There was a decline in the prices of gold and silver in early trading on Monday (16 March). The main reason for this is the strength of the US dollar and the cautious attitude of investors before the meetings of major central banks to be held this week. Gold futures on COMEX fell about $ 56.70 (1.12%) to $ 5,005 an ounce. Whereas silver futures fell by $ 1.738 (2.14%) to reach $ 79.605 per ounce.
Vigilant atmosphere in the market
Investors are being very cautious at the moment as rising tensions in West Asia are affecting global markets and energy prices. Oil prices also remain at high levels due to the ongoing conflict in the Gulf region. Due to this, concern about inflation has increased in the world and there remains uncertainty regarding the monetary policy of central banks.
Oil prices also high
Currently, Brent crude is trading around $105 per barrel, while US crude oil is around $100 per barrel. Higher oil prices may increase inflationary pressure, which policy makers are keeping an eye on.
Keep an eye on the decisions of central banks
This week many big central banks like the US Federal Reserve, European Central Bank and Bank of England are going to announce their monetary policy decisions. The market expects that these banks will not make any changes in interest rates at present. However, investors will keep an eye on what their stance is regarding interest rates going forward.
expert opinion
Pranav Mer, Vice President of Commodity and Currency Research at JM Financial Services, says that investors are keeping an eye on the ongoing developments in West Asia. If tension increases or decreases, sharp fluctuations may be seen in the market. He said that in recent times, due to the strong dollar and high crude oil prices, there has been increased expectation that global central banks may delay cutting interest rates. This has put pressure on bullion prices.
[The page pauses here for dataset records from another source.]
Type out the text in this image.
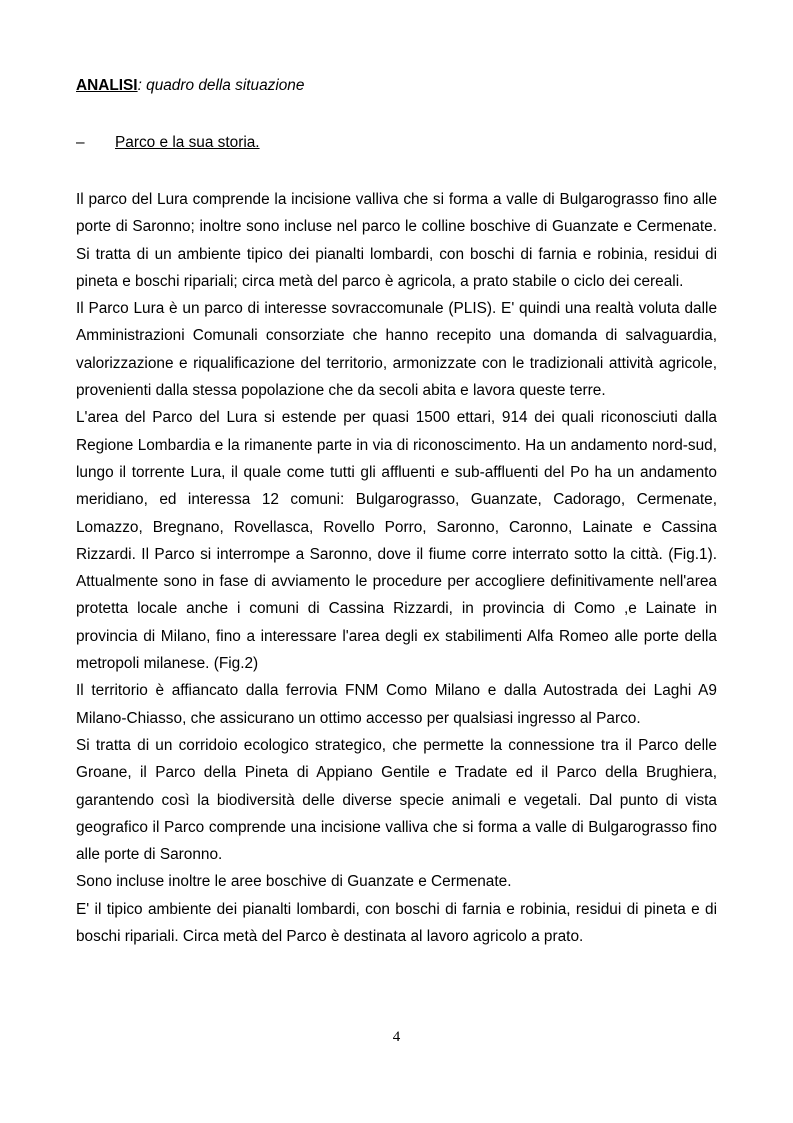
ANALISI: quadro della situazione
– Parco e la sua storia.

Il parco del Lura comprende la incisione valliva che si forma a valle di Bulgarograsso fino alle porte di Saronno; inoltre sono incluse nel parco le colline boschive di Guanzate e Cermenate. Si tratta di un ambiente tipico dei pianalti lombardi, con boschi di farnia e robinia, residui di pineta e boschi ripariali; circa metà del parco è agricola, a prato stabile o ciclo dei cereali.

Il Parco Lura è un parco di interesse sovraccomunale (PLIS). E' quindi una realtà voluta dalle Amministrazioni Comunali consorziate che hanno recepito una domanda di salvaguardia, valorizzazione e riqualificazione del territorio, armonizzate con le tradizionali attività agricole, provenienti dalla stessa popolazione che da secoli abita e lavora queste terre.

L'area del Parco del Lura si estende per quasi 1500 ettari, 914 dei quali riconosciuti dalla Regione Lombardia e la rimanente parte in via di riconoscimento. Ha un andamento nord-sud, lungo il torrente Lura, il quale come tutti gli affluenti e sub-affluenti del Po ha un andamento meridiano, ed interessa 12 comuni: Bulgarograsso, Guanzate, Cadorago, Cermenate, Lomazzo, Bregnano, Rovellasca, Rovello Porro, Saronno, Caronno, Lainate e Cassina Rizzardi. Il Parco si interrompe a Saronno, dove il fiume corre interrato sotto la città. (Fig.1). Attualmente sono in fase di avviamento le procedure per accogliere definitivamente nell'area protetta locale anche i comuni di Cassina Rizzardi, in provincia di Como ,e Lainate in provincia di Milano, fino a interessare l'area degli ex stabilimenti Alfa Romeo alle porte della metropoli milanese. (Fig.2)

Il territorio è affiancato dalla ferrovia FNM Como Milano e dalla Autostrada dei Laghi A9 Milano-Chiasso, che assicurano un ottimo accesso per qualsiasi ingresso al Parco.

Si tratta di un corridoio ecologico strategico, che permette la connessione tra il Parco delle Groane, il Parco della Pineta di Appiano Gentile e Tradate ed il Parco della Brughiera, garantendo così la biodiversità delle diverse specie animali e vegetali. Dal punto di vista geografico il Parco comprende una incisione valliva che si forma a valle di Bulgarograsso fino alle porte di Saronno.

Sono incluse inoltre le aree boschive di Guanzate e Cermenate.

E' il tipico ambiente dei pianalti lombardi, con boschi di farnia e robinia, residui di pineta e di boschi ripariali. Circa metà del Parco è destinata al lavoro agricolo a prato.

4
Demand may remain as a safe investment
However, experts believe that due to geopolitical tension, safe haven demand (demand for safe investment) can support gold and silver to some extent.
pressure on silver also
There is also pressure on silver prices. The reason for this is the decline in industrial metals after the recovery and the strengthening of the dollar. Generally, when the dollar strengthens, precious metals become expensive for investors from other countries.
Keep an eye on the Strait of Hormuz
The market is also eyeing the Strait of Hormuz, which is an important oil shipping route for the world. There are reports that many countries can come together and form an alliance, which will provide security to the ships passing through this route. Experts say that the bullion market may remain volatile in the coming days, as investors are keeping an eye on geopolitical risks, oil prices and interest rate signals from central banks.